88 gaugings are available to estimate the posterior rating curve. The highest ones (around \(2 \mathrm{m}^3.\mathrm{s}^{−1}\)) correspond to fairly frequent flood events, and are much smaller than the highest discharges observed at this station (discharge for the November 2016 flood was estimated around ten times larger). The posterior rating curve indicates that gaugings allowed reducing the uncertainty for low to medium flows, but extrapolation toward higher flows remains very uncertain.

Figure 3. Posterior rating curve for the Charbonnières stream at Charbonnières-Les-Bains (note the log y-axis for discharge).

A more thorough analysis of estimated parameters indicates that the bottom of the rectangle approximating the truncated triangle lies at \(b_2=22 \mathrm{cm}\), wich is above the bottom of the triangle \((b_1=7 \mathrm{cm})\) but below the bottom of the wide rectangle \((b_3=41 \mathrm{cm})\). The Figure below illustrates the geometry resulting from the posterior parameter estimates.

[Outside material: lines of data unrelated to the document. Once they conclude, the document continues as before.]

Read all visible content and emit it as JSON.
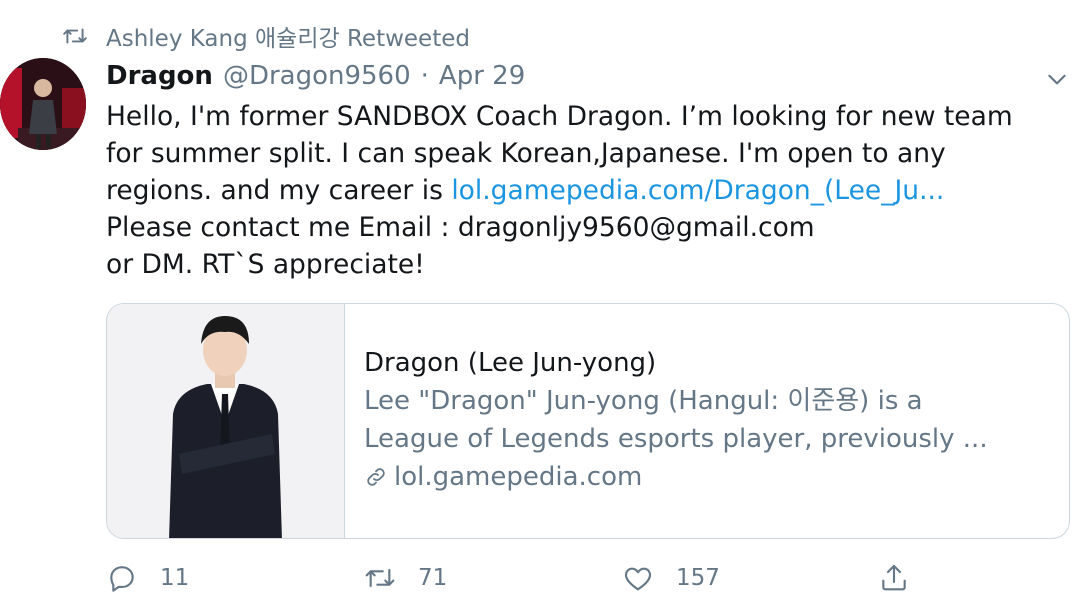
{
  "retweet_banner": {
    "text": "Ashley Kang 애슐리강 Retweeted"
  },
  "tweet": {
    "display_name": "Dragon",
    "handle": "@Dragon9560",
    "separator": "·",
    "date": "Apr 29",
    "lines": [
      "Hello, I'm former SANDBOX Coach Dragon.  I’m looking for new team",
      "for summer split. I can speak Korean,Japanese. I'm open to any",
      "regions. and my career is "
    ],
    "link_text": "lol.gamepedia.com/Dragon_(Lee_Ju...",
    "lines_after": [
      "Please contact me Email : dragonljy9560@gmail.com",
      "or DM.  RT`S appreciate!"
    ]
  },
  "card": {
    "title": "Dragon (Lee Jun-yong)",
    "desc_line1": "Lee \"Dragon\" Jun-yong (Hangul: 이준용) is a",
    "desc_line2": "League of Legends esports player, previously ...",
    "domain": "lol.gamepedia.com"
  },
  "actions": {
    "reply_count": "11",
    "retweet_count": "71",
    "like_count": "157"
  },
  "icons": [
    "retweet-icon",
    "chevron-down-icon",
    "reply-icon",
    "like-icon",
    "share-icon",
    "link-icon"
  ],
  "colors": {
    "link": "#1b95e0",
    "secondary": "#657786",
    "border": "#ccd6dd"
  }
}
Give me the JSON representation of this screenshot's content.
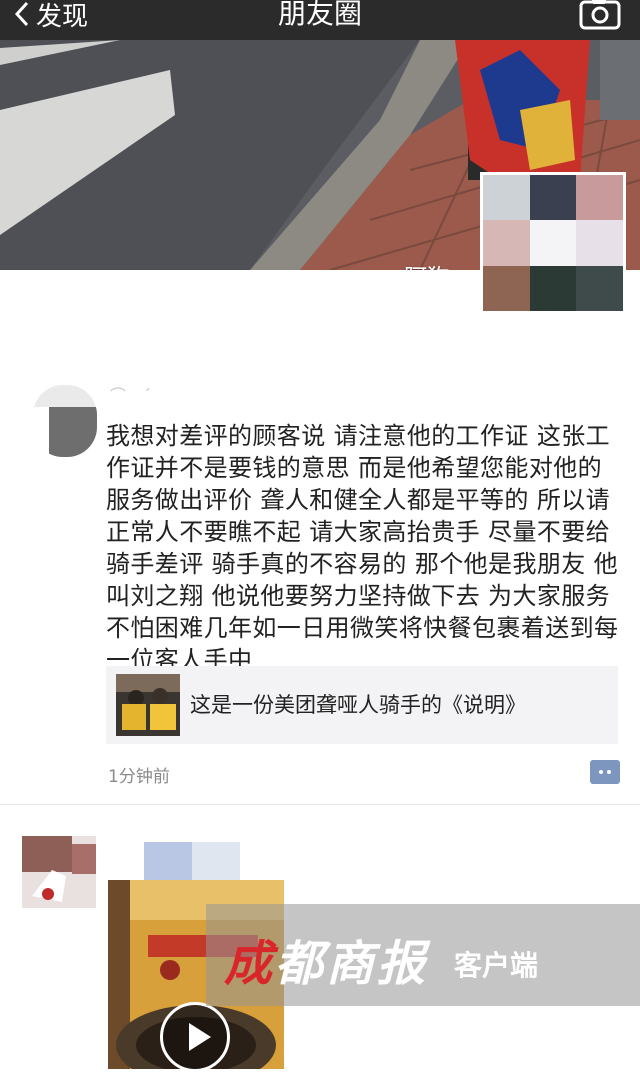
{
  "navbar": {
    "back_label": "发现",
    "title": "朋友圈",
    "camera_icon": "camera-icon"
  },
  "cover": {
    "name": "阿狗"
  },
  "post": {
    "text": "我想对差评的顾客说 请注意他的工作证 这张工作证并不是要钱的意思  而是他希望您能对他的服务做出评价  聋人和健全人都是平等的  所以请正常人不要瞧不起  请大家高抬贵手 尽量不要给骑手差评 骑手真的不容易的  那个他是我朋友  他叫刘之翔 他说他要努力坚持做下去 为大家服务  不怕困难几年如一日用微笑将快餐包裹着送到每一位客人手中",
    "share_title": "这是一份美团聋哑人骑手的《说明》",
    "time": "1分钟前",
    "comment_icon": "comment-dots-icon"
  },
  "watermark": {
    "brand": "成都商报",
    "brand_first": "成",
    "brand_rest": "都商报",
    "sub": "客户端"
  },
  "colors": {
    "navbar": "#2b2b2b",
    "link": "#576b95",
    "watermark_red": "#d9262b"
  }
}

Figure 4. Estimated geometries for the triangle (active for \(H < 41 \mathrm{cm}\)) and the equivalent rectangle (replacing the triangle when \(H \geq 41 \mathrm{cm}\)).

4 Alternative approaches

Two alternative approaches are currently being investigated to allow using controls such as the Charbonnières one that do not fit into the BaRatin framework. These two approaches are not yet available in BaRatinAGE, but they have already been implemented in RBaM. We are currently working on documenting them and we will propose illustrative case studies soon. These two approaches are as follows:

1. Type the equation of the control: this can be done in RBaM by means of a specific model called TextFileModel which allows defining a new model “on the fly” by just typing its equation.
2. Deduce the equation of the control from its bathymetry. This can be done for a section-type control by means of the model HydraulicControl_section implemented in RBaM and that is currently being documented.

The two approaches above should enable estimating the parameters of a single arbitrary control. However, they do not enable the estimation of a combination of such arbitrary controls, as may be encountered in a multi-segment rating curve. As already mentioned earlier, solving the continuity equation may become difficult outside of the simple-power-law framework enforced by BaRatin. In particular, the solution of the continuity equation is in general not explicit, and its existence and unicity are not even ensured.